Everything about Mr. Ricketty, indeed, appears to have an individual 
expression. His heavily lined, indented brow comes out in a sharp angle 
over his snappy black eyes, which, sunk far within their sockets, look 
just like black beans in an elsewise empty eggshell. 
His nose is sharp, thin, pendent, and exceedingly ample in its 
proportions, and it comes inquiringly out from his face as if employed 
by the rest of his features as a sort of picket sentinel. 
It is that uncommonly knowing nose to which the prudent observer of 
Mr. Ricketty would give his closest attention. He would look at the 
acute interior angle which it formed at the eyes, and think it much too 
acute to be pleasant and much too interior to be pretty. He would look 
at the obtuse exterior angle which it formed on its bridge, and wonder 
how any humane parent could have permitted such a development to 
grow before his very eyes when by one quick and dexterous strike with 
a flat-iron it might have been remedied. He would look at the angle of 
incidence made by the sun's rays on one side of his nose and then at the 
angle of reflection on the other, and find himself lost in amazement that 
anything so thin could produce so dark a shadow. 

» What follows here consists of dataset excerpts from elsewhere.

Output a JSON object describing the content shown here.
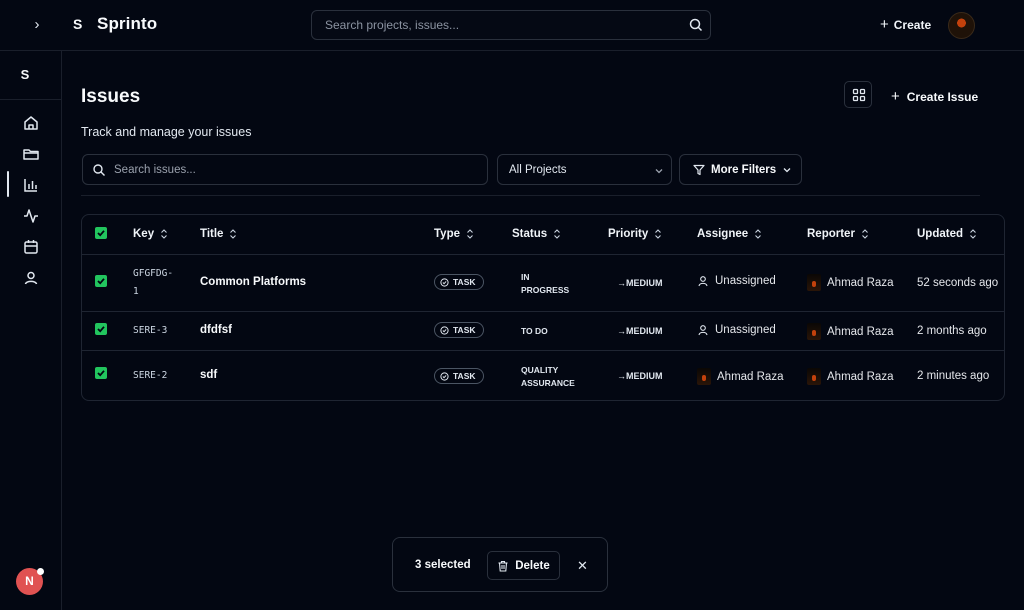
{
  "topbar": {
    "brand_letter": "S",
    "brand_name": "Sprinto",
    "search_placeholder": "Search projects, issues...",
    "create_label": "Create"
  },
  "sidebar": {
    "logo_letter": "S",
    "items": [
      {
        "icon": "home-icon"
      },
      {
        "icon": "folder-icon"
      },
      {
        "icon": "bar-chart-icon"
      },
      {
        "icon": "activity-icon"
      },
      {
        "icon": "calendar-icon"
      },
      {
        "icon": "user-icon"
      }
    ],
    "user_initial": "N"
  },
  "page": {
    "title": "Issues",
    "subtitle": "Track and manage your issues",
    "create_issue_label": "Create Issue"
  },
  "filters": {
    "search_placeholder": "Search issues...",
    "project_select": "All Projects",
    "more_filters": "More Filters"
  },
  "table": {
    "headers": [
      "Key",
      "Title",
      "Type",
      "Status",
      "Priority",
      "Assignee",
      "Reporter",
      "Updated"
    ],
    "rows": [
      {
        "key_line1": "GFGFDG-",
        "key_line2": "1",
        "title": "Common Platforms",
        "type": "TASK",
        "status_line1": "IN",
        "status_line2": "PROGRESS",
        "priority": "→MEDIUM",
        "assignee": "Unassigned",
        "reporter": "Ahmad Raza",
        "updated": "52 seconds ago",
        "checked": true
      },
      {
        "key_line1": "SERE-3",
        "key_line2": "",
        "title": "dfdfsf",
        "type": "TASK",
        "status_line1": "TO DO",
        "status_line2": "",
        "priority": "→MEDIUM",
        "assignee": "Unassigned",
        "reporter": "Ahmad Raza",
        "updated": "2 months ago",
        "checked": true
      },
      {
        "key_line1": "SERE-2",
        "key_line2": "",
        "title": "sdf",
        "type": "TASK",
        "status_line1": "QUALITY",
        "status_line2": "ASSURANCE",
        "priority": "→MEDIUM",
        "assignee": "Ahmad Raza",
        "reporter": "Ahmad Raza",
        "updated": "2 minutes ago",
        "checked": true
      }
    ]
  },
  "bulk": {
    "count_label": "3 selected",
    "delete_label": "Delete"
  },
  "colors": {
    "background": "#030712",
    "checkbox": "#22c55e",
    "avatar_n": "#e05252"
  }
}
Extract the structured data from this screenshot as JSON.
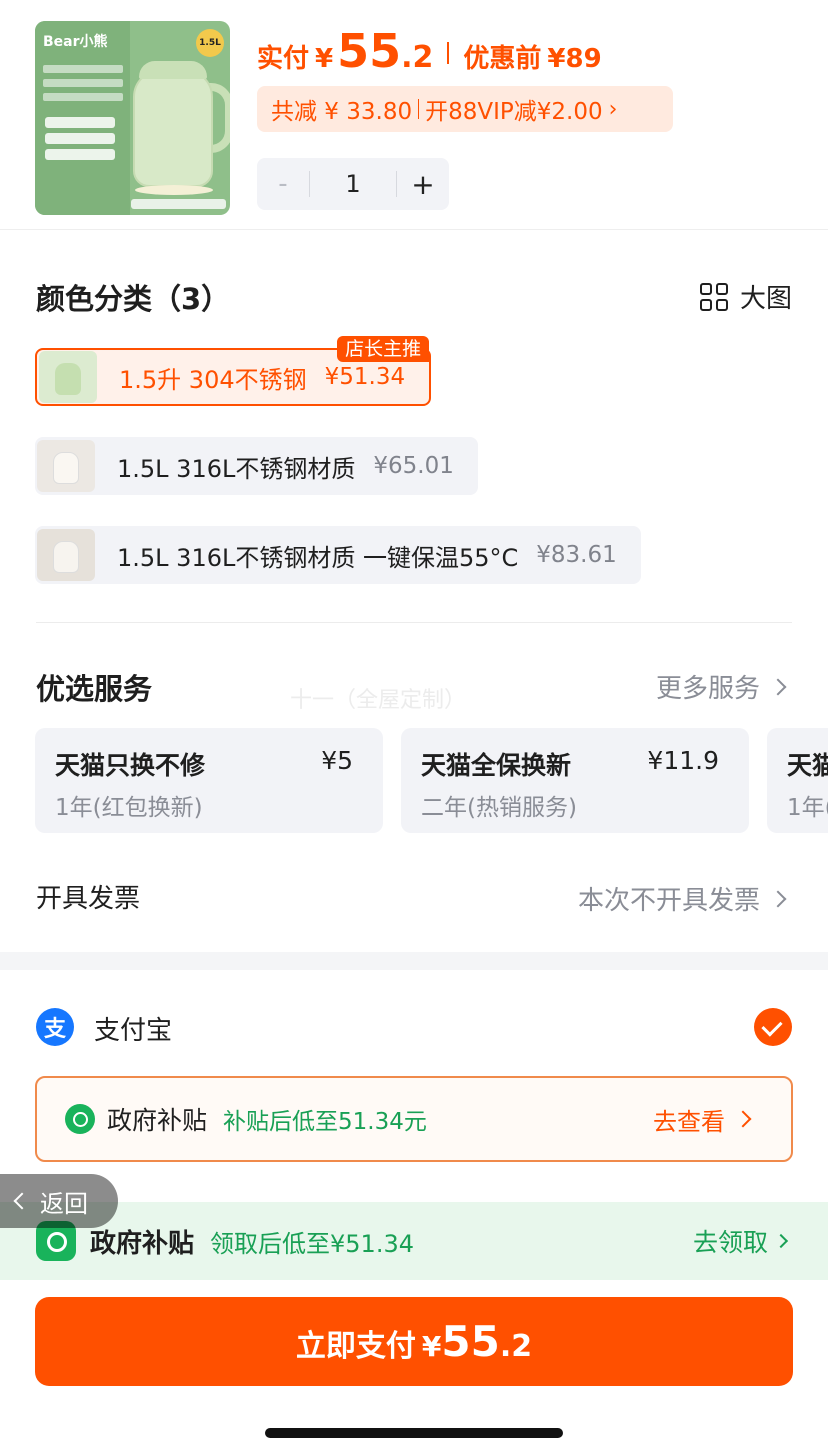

[Illustration: MR. RICKETTY.] 
It is a most uncomfortable nose. It had a way of hanging protectingly 
over his heavy dark-brown mustache, which, in its turn, hangs 
protectingly over his thin, wide lips, so as to make it disagreeably 
certain that they can open and shut, laugh, snap, and sneer without any 
one being the wiser. 
Upon lines almost parallel with those of his nose, his sharp chin 
extends out and down, fitting by means of another angle upon his long 
neck, wherein his Adam's apple, like the corner of a cube, wanders up 
and down at random. Under his side-whiskers the outlines of his square 
jaws are faintly to be traced, holding in position a pair of hollow cheeks 
that end directly under his eyes in a little knob of ruddy flesh.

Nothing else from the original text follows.